Open kbarek opened 11 years ago
Just as another datapoint: I was recently debugging a Flash video player application that filled up /tmp with a downloaded video file. When /tmp was full, the Flash player simply stopped playing the video, nothing crashed. In this case, the RAM was not fully exhausted yet, since tmpfs defaults to a size of half the physical RAM (and the other half was enough for the rest of the system). This might be different when the physical RAM is smaller (< 2GB).
Alternatively, the difference might be that filling up /home or / (which I think is a different tmpfs from /tmp) does break the system?
With some more testing, I have discovered that this is triggered by an out-of-memory condition caused by copying data into the tmpfs. The OOM killer will then randomly kill processes and at some point probably kills an essential task.
The system I've tested with doesn't have more than 512MB of memory, and that combined with no swap makes probably forces this to happen. This might also explain why the bug was triggered more easily while running Java applets (a memory hog).
To avoid essential processes getting killed, I can run something like this before the X environment starts:
for i in /proc/[0-9]*
do
if [ "`cat $i/cmdline`" ]
then
echo -17 > $i/oom_adj
fi
done
This will exempt all the running processes from OOM killing, leaving the OOM to kill the X server, firefox, java or whatever other plugin process may be running. If killing these isn't enough to free memory, we probably have more serious problems anyway that needs fixing, and the end result will still be the same in any case (a kernel panic).

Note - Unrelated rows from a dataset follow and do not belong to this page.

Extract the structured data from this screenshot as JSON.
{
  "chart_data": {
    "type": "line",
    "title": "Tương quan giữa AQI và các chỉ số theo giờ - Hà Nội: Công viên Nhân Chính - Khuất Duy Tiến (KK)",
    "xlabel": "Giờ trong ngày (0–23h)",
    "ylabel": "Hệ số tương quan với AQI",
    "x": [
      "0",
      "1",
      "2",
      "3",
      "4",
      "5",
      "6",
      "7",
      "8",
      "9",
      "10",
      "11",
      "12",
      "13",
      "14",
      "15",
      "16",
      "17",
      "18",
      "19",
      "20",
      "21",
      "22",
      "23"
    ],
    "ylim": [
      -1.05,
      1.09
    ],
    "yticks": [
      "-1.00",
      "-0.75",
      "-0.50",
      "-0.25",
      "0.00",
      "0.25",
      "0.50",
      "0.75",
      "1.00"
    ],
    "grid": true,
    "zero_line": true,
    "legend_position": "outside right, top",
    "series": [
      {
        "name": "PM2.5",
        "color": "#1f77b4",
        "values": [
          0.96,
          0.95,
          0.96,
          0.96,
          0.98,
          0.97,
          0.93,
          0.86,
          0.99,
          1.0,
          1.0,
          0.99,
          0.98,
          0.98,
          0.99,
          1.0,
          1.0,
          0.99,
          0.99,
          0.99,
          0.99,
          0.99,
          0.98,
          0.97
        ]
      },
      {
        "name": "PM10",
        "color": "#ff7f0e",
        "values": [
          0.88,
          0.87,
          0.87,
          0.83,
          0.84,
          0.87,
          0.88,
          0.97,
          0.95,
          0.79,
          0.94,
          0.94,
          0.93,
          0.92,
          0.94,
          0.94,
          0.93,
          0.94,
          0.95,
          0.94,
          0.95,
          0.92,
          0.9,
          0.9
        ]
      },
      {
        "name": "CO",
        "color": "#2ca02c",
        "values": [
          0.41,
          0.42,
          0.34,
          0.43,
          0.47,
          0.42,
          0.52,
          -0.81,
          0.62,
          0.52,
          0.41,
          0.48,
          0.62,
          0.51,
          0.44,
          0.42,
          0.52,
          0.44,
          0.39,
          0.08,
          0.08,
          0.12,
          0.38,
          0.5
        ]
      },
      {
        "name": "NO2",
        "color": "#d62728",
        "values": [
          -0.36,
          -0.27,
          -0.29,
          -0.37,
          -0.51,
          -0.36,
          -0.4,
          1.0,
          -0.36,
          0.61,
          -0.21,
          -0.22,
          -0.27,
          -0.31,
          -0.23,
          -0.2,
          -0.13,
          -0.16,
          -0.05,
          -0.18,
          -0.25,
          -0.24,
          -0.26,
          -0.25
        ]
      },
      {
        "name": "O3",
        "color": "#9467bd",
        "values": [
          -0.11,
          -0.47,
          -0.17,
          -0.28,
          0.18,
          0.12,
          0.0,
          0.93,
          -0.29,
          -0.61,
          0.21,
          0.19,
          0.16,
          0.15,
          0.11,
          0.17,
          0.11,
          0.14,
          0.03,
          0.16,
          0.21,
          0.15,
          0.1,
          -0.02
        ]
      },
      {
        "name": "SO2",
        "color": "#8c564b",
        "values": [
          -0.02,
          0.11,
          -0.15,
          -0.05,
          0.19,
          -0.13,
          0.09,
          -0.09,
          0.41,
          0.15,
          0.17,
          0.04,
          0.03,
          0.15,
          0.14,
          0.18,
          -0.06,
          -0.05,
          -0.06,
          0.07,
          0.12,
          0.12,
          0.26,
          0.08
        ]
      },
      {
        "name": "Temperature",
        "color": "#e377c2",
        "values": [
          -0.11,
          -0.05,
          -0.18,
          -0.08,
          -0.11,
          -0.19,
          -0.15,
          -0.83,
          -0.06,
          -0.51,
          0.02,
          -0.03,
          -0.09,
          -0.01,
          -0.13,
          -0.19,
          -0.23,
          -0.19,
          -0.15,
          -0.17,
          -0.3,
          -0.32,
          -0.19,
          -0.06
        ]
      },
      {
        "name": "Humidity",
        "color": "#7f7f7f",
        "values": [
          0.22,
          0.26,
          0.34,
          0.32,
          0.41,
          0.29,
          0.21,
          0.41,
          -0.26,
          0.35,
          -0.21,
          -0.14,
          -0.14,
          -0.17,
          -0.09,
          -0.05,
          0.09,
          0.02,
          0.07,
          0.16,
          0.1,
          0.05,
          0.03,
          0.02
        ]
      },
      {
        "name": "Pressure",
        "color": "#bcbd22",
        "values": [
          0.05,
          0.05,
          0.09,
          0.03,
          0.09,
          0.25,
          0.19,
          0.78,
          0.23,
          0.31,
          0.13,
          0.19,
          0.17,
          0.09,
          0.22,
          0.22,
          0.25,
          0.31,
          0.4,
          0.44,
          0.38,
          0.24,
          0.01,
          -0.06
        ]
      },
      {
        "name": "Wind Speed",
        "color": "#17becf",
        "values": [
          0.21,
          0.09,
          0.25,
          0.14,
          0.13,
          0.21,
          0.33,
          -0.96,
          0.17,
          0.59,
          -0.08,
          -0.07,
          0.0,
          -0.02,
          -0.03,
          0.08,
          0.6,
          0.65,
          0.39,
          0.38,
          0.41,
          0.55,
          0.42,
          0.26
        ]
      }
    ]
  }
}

This is interesting, since I'm trying to get to the bottom of understanding the OOM with https://github.com/Webconverger/webc/issues/83 and I'm not getting very far.
Be good if we can limit the killing just to the firefox process which is controlled by a loop so it can restart, and should hopefully flush the memory taken by java/flash etc. etc.
The experts live upon http://linux-mm.org/LinuxMM I think...
To reproduce the problem:
1) Boot Webconverger (tested with 16.0 and 16.0-1-g42a8fb1) in debug mode 2) Run
dd if=/dev/zero of=/home/webc/testfile1 bs=512k count=100 # works OK dd if=/dev/zero of=/home/webc/testfile2 bs=512k count=100 # works OK dd if=/dev/zero of=/home/webc/testfile3 bs=512k count=100 # hang / kernel panic ("attempting to kill init")
There should be more than enough room to create the last file (in my case 132MB available after testfile2 was written).
This bug was initially discovered because of a Java applet that wrote to the /home/webc/.java directory and caused a kernel panic.
After mounting a new tmpfs at /home/webc/.java, the problem disappeared. I'm not sure why the Java applet caused a problem, since it only wrote about 0.3MB to the filesystem, but at least the code above will recreate the problem.